Digital marketing to open new sales channels…

mark bicknell Published by Mark Bicknell – 23 January 2023

smooth, fast, and easy… until you actually try to do it!

I would like to share with you our experience in a digital transformation project and use an interesting academic report as a counterfoil against which to analyse this experience.

I recently came across an interesting article in the journal of Personal Selling and Sales Management, (VOL. 41, NO. 2, 130–149 by Paolo Guenzia and Edwin J. Nijssen)

“The impact of digital transformation on salespeople: an empirical investigation using the JD-R model” and will quote and summarize some of the key findings I gleaned from this useful publication.

The background:

Digital transformation (hereinafter, DT) is currently a top priority in 87% of companies, and 67% of executives say that to stay competitive, their firm must become significantly more digitalized (Connealy Weber and Hanrahan 2017). However, 70% of DT initiatives fail (Hatami et al. 2018).
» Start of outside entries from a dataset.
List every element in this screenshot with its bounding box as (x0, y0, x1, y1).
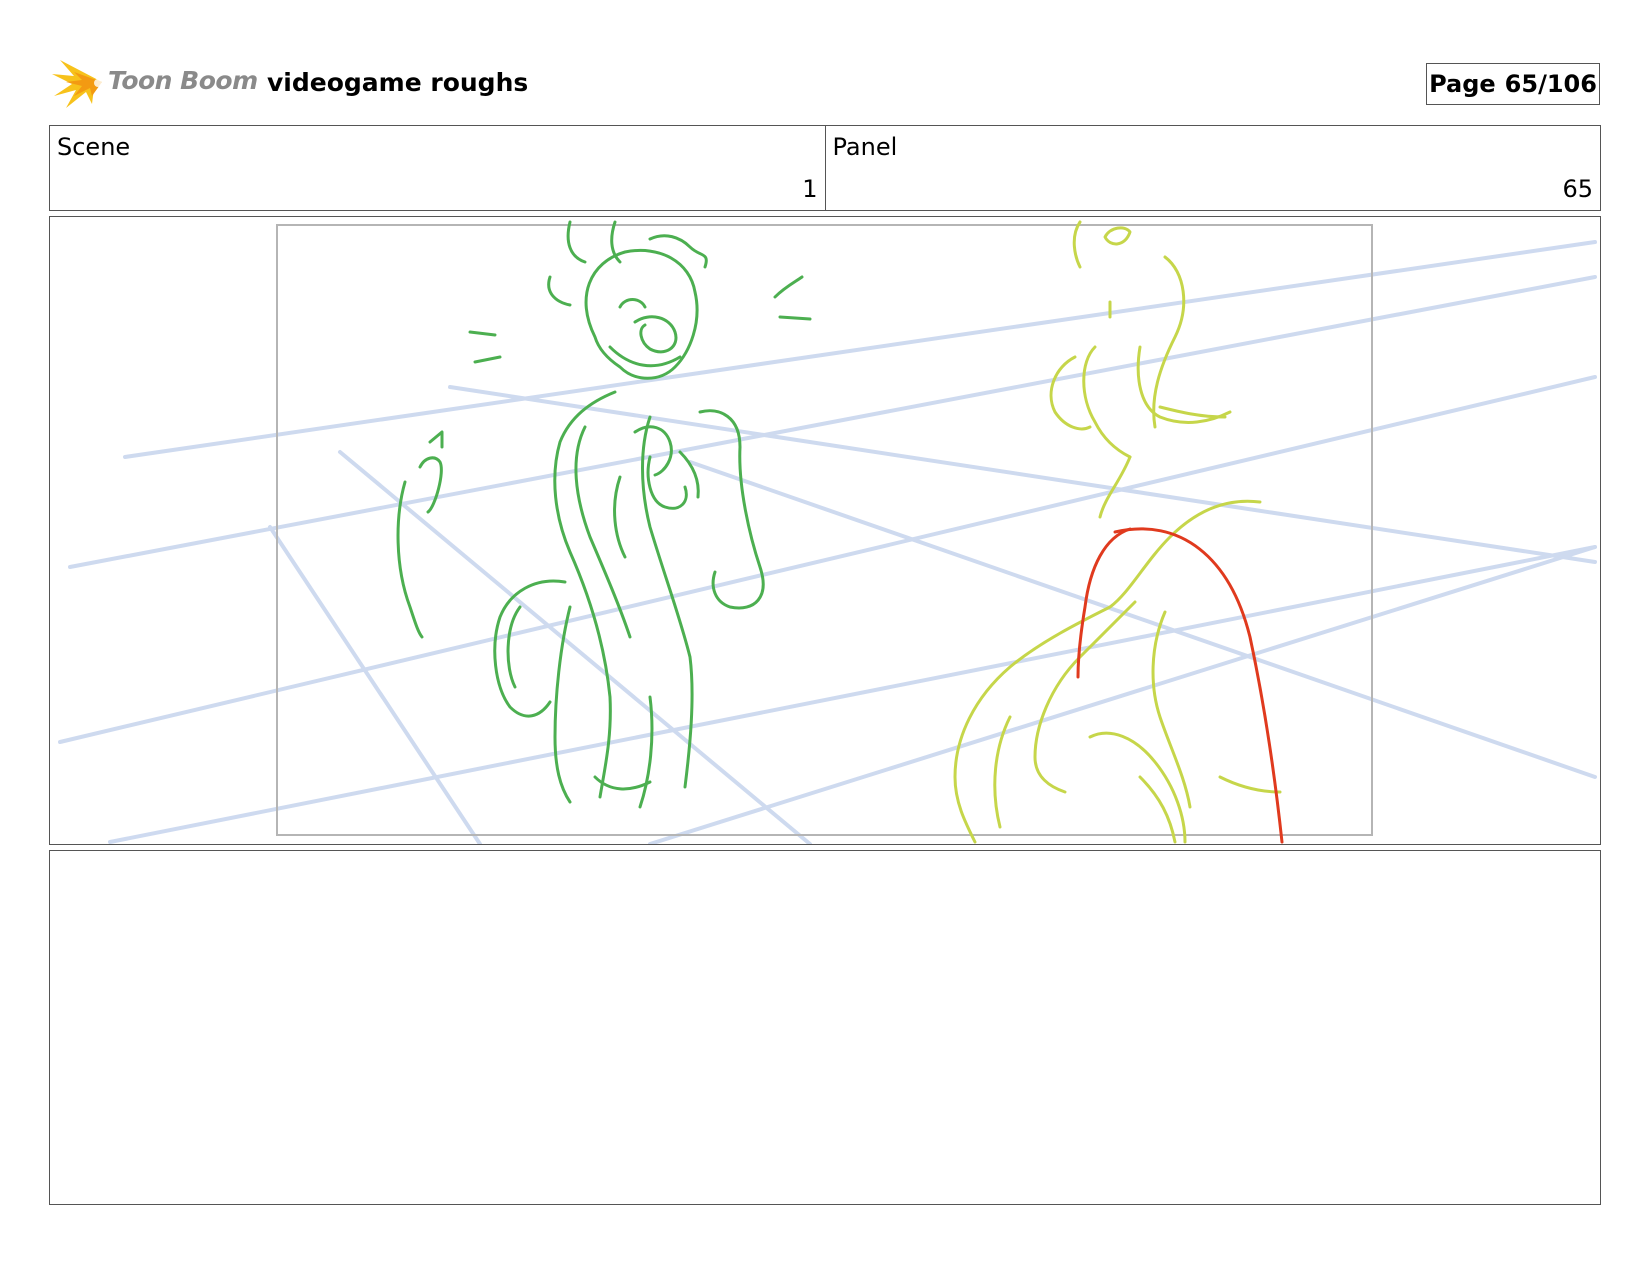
notes-panel (49, 850, 1601, 1205)
scene-value: 1 (802, 175, 818, 203)
toon-boom-logo: Toon Boom (52, 56, 258, 112)
storyboard-image-panel (49, 216, 1601, 845)
page-indicator: Page 65/106 (1426, 63, 1600, 105)
perspective-grid (58, 240, 1597, 844)
scene-panel-row: Scene 1 Panel 65 (49, 125, 1601, 211)
left-character-sketch (396, 220, 812, 809)
panel-label: Panel (832, 133, 898, 161)
project-title: videogame roughs (267, 68, 529, 97)
starburst-logo-icon (52, 60, 102, 108)
scene-label: Scene (57, 133, 131, 161)
storyboard-sketch-image (58, 220, 1597, 844)
logo-text: Toon Boom (108, 66, 258, 95)
red-accent-sketch (1076, 527, 1284, 844)
scene-cell: Scene 1 (50, 126, 825, 210)
camera-frame (276, 224, 1373, 836)
page-label: Page (1429, 70, 1496, 98)
page-number: 65/106 (1504, 70, 1597, 98)
panel-value: 65 (1562, 175, 1593, 203)
panel-cell: Panel 65 (824, 126, 1601, 210)
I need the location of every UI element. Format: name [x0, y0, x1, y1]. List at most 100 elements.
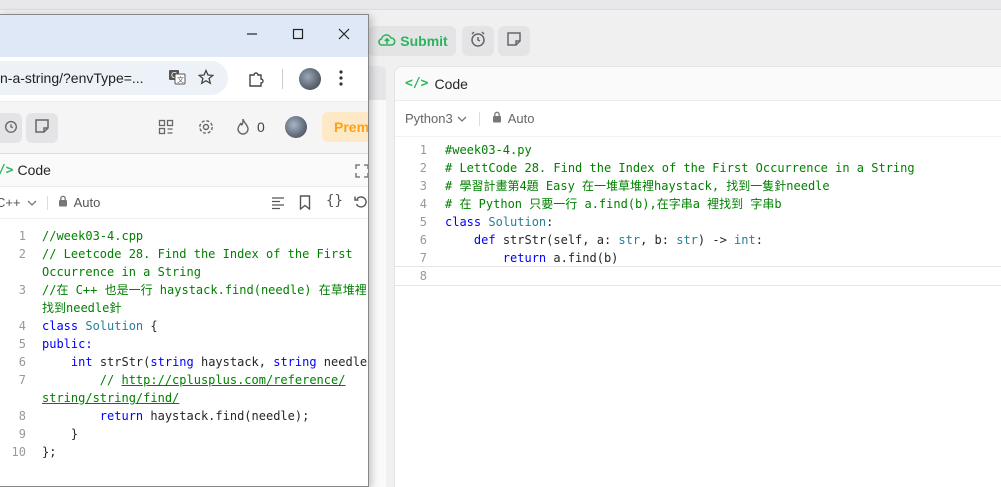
code-token: { — [143, 319, 158, 333]
code-line[interactable]: 1 //week03-4.cpp — [0, 227, 368, 245]
code-token: int — [734, 233, 756, 247]
bookmark-icon[interactable] — [299, 195, 311, 213]
note-button[interactable] — [498, 26, 530, 56]
code-line[interactable]: 找到needle針 — [0, 299, 368, 317]
code-token: 找到needle針 — [42, 301, 122, 315]
code-line[interactable]: 8 return haystack.find(needle); — [0, 407, 368, 425]
code-line[interactable]: 9 } — [0, 425, 368, 443]
code-token: Solution — [488, 215, 547, 229]
code-token: # LettCode 28. Find the Index of the Fir… — [445, 161, 915, 175]
maximize-button[interactable] — [280, 21, 316, 51]
code-text: #week03-4.py — [427, 141, 532, 159]
alarm-button[interactable] — [0, 113, 22, 143]
code-line[interactable]: string/string/find/ — [0, 389, 368, 407]
code-text: }; — [26, 443, 56, 461]
code-text: # 在 Python 只要一行 a.find(b),在字串a 裡找到 字串b — [427, 195, 782, 213]
code-line[interactable]: 7 // http://cplusplus.com/reference/ — [0, 371, 368, 389]
language-selector[interactable]: C++ — [0, 195, 37, 210]
code-token: def — [473, 233, 503, 247]
code-panel-subbar: Python3 Auto — [395, 101, 1001, 137]
submit-button[interactable]: Submit — [368, 26, 456, 56]
user-avatar[interactable] — [285, 116, 307, 138]
line-number — [0, 299, 26, 317]
code-token: str — [676, 233, 698, 247]
profile-avatar[interactable] — [299, 68, 321, 90]
code-line[interactable]: 3 //在 C++ 也是一行 haystack.find(needle) 在草堆裡 — [0, 281, 368, 299]
code-token: strStr( — [99, 355, 151, 369]
code-token: Occurrence in a String — [42, 265, 201, 279]
code-token: # 學習計畫第4題 Easy 在一堆草堆裡haystack, 找到一隻針need… — [445, 179, 830, 193]
alarm-clock-icon — [469, 30, 487, 53]
code-line[interactable]: 5 public: — [0, 335, 368, 353]
lock-icon — [492, 111, 502, 126]
code-line[interactable]: Occurrence in a String — [0, 263, 368, 281]
premium-label: Prem — [334, 119, 369, 135]
line-number: 6 — [18, 355, 26, 369]
code-line[interactable]: 5 class Solution: — [395, 213, 1001, 231]
code-line[interactable]: 4 class Solution { — [0, 317, 368, 335]
layout-grid-icon[interactable] — [158, 119, 174, 140]
code-line[interactable]: 6 int strStr(string haystack, string nee… — [0, 353, 368, 371]
code-line[interactable]: 1 #week03-4.py — [395, 141, 1001, 159]
settings-gear-icon[interactable] — [197, 118, 215, 141]
code-line[interactable]: 7 return a.find(b) — [395, 249, 1001, 267]
alarm-button[interactable] — [462, 26, 494, 56]
line-number: 10 — [11, 445, 26, 459]
submit-label: Submit — [400, 33, 448, 49]
braces-icon[interactable]: {} — [326, 193, 343, 209]
code-token: string — [150, 355, 201, 369]
reset-icon[interactable] — [354, 195, 368, 212]
format-code-icon[interactable] — [271, 196, 285, 213]
code-text: # 學習計畫第4題 Easy 在一堆草堆裡haystack, 找到一隻針need… — [427, 177, 830, 195]
address-bar[interactable]: n-a-string/?envType=... G文 — [0, 61, 228, 95]
svg-text:文: 文 — [177, 75, 184, 84]
code-token: class — [42, 319, 86, 333]
code-text: //week03-4.cpp — [26, 227, 143, 245]
code-line[interactable]: 2 # LettCode 28. Find the Index of the Fi… — [395, 159, 1001, 177]
code-token: //在 C++ 也是一行 haystack.find(needle) 在草堆裡 — [42, 283, 367, 297]
code-editor[interactable]: 1 #week03-4.py 2 # LettCode 28. Find the In… — [395, 137, 1001, 286]
note-icon — [506, 31, 522, 52]
code-token: strStr(self, a: — [502, 233, 619, 247]
cloud-upload-icon — [378, 32, 396, 51]
code-token: a.find(b) — [553, 251, 619, 265]
fullscreen-icon[interactable] — [355, 164, 368, 181]
code-line[interactable]: 8 — [395, 266, 1001, 286]
line-number: 3 — [419, 179, 427, 193]
code-text: def strStr(self, a: str, b: str) -> int: — [427, 231, 763, 249]
code-text: string/string/find/ — [26, 389, 179, 407]
code-token: #week03-4.py — [445, 143, 532, 157]
streak-flame-icon[interactable] — [235, 118, 251, 141]
line-number: 2 — [419, 161, 427, 175]
line-number: 9 — [18, 427, 26, 441]
note-button[interactable] — [26, 113, 58, 143]
code-panel-header: </> Code — [395, 67, 1001, 101]
line-number: 4 — [18, 319, 26, 333]
url-text: n-a-string/?envType=... — [0, 70, 144, 86]
code-line[interactable]: 10}; — [0, 443, 368, 461]
code-token: , b: — [640, 233, 677, 247]
minimize-button[interactable] — [234, 21, 270, 51]
code-panel-title: Code — [17, 162, 51, 178]
code-line[interactable]: 4 # 在 Python 只要一行 a.find(b),在字串a 裡找到 字串b — [395, 195, 1001, 213]
code-editor[interactable]: 1 //week03-4.cpp 2 // Leetcode 28. Find the… — [0, 219, 368, 461]
code-text: //在 C++ 也是一行 haystack.find(needle) 在草堆裡 — [26, 281, 367, 299]
minimize-icon — [246, 27, 258, 45]
more-menu-icon[interactable] — [338, 69, 344, 92]
code-line[interactable]: 2 // Leetcode 28. Find the Index of the F… — [0, 245, 368, 263]
premium-button[interactable]: Prem — [322, 112, 369, 142]
language-label: Python3 — [405, 111, 453, 126]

These trends hold true for sales organizations as well.

The article applies the JD-R theory looking into the Job Demand-Reward aspects related to Sales Digital transformation: Simply put how much effort and stress versus how much reward.

 They quote that many- 54%- of companies believed even before Covid in the effectiveness of virtual selling methods but the forced acceleration of distant selling during Covid was not due to any technological innovation but merely the need to connect overcame previous individual resistance to the method.

So now that for most of the world we can choose between F2F and virtual selling let’s go back and explore the motivational issues:

What are the uncertainty reduction methods to improve the success of a Digital Transformation project?

  1. Involving the front line in the design of the workflow
  2. Management listening during the implementation phase
  3. A clear understanding of the drives before and after the DT project.
  4. A consistency between the KPI’s and the workflow and workload changes necessary to achieve the goals

By the same measure the pre-requisites to facilitate a successful adoption include:

  1. Allowing the employees to perceive the change as being in their interest. (the famous WIFM “what’s in it for me”)
  2. Involvement: being able to exert some influence the new working methods
  3. Aligning planning and control methods which implicity recognizes the impact of the new system
  4. Open communication to confront issues and solve operational problems during the implementation phase.

Additional suggestions include:

A detailed analysis of workload and success drivers before and after the transformation project. Clarity in interfunctional roles and responsibilities can also be essential. I can think of cases where such projects create a new working relationship between sales colleagues and logistics, marketing and even IT (customer pick ups, inter-store purchases etc).

The case study:

We have been asked to accompany a digital transformation project in the HVAC sector in which a producer needs to ensure that their independent network of installer partners were willing and able to convert leads generated thanks to advertising activities in both traditional and social media. They uses SFDC as the lead management tool.

The challenge consisted in training 2 waves of roughly 300 installers ensuring

  1. They understood the workflow and were able to access and modify an instrument which is of course alien to their daily activity.
  2. They modify their communication mode to the new context. Installers traditionally work almost exclusively on referrals. The leads generated are thus much less hot.
  3. Achieve the target conversion rates.

The project designed consisted of

Virtual classes of 12 people from different companies for 3 sessions. One related to the project, its goals and the workflow. Two sessions on how to manage the telephone contact to ensure that the installer had a follow up appointment to be able to close the sale. There were coaching sessions both synchronous for the workflow and asynchronous for communication skills.

If we apply the JD-R model to this course, we worked on resistance and stress reduction by ensuring thanks to the individual coaching sessions that competence and familiarity with the tool were ensured.

We also ensured that the expectations in terms of speed of response, ranking methods (for future priority assignment) and conversion rated were explained and understood.

Much delicacy was needed to avoid the Uber ranking perception syndrome

On the positive, or the Reward side:

 We dedicated some 25% of the training time to share the strategic importance and the long-term benefits for the installer to add this selling process to their existing channel.

We shared current conversion rates from referral sales call to recent experiences with lead Management to enable each participant to orient their efforts understanding the relationship between leads and appointments needed to arrive at the sales conversion goal.

This of course allowed a financial quantification of the benefits of the leads created by the producer.

 We endeavoured to transmit the fact that the communication skills needed for the outbound call for lead management were in any case added value for other customer interactions.


I found that this model and the indications on the research paper are a useful prism against which to judge this and other cases of digital sales transformation.

As with all such change projects the war is won employee by employee and the enlightened managers ensure that necessary budget (time and resources) are allocated to the last sales mile of their digital investments.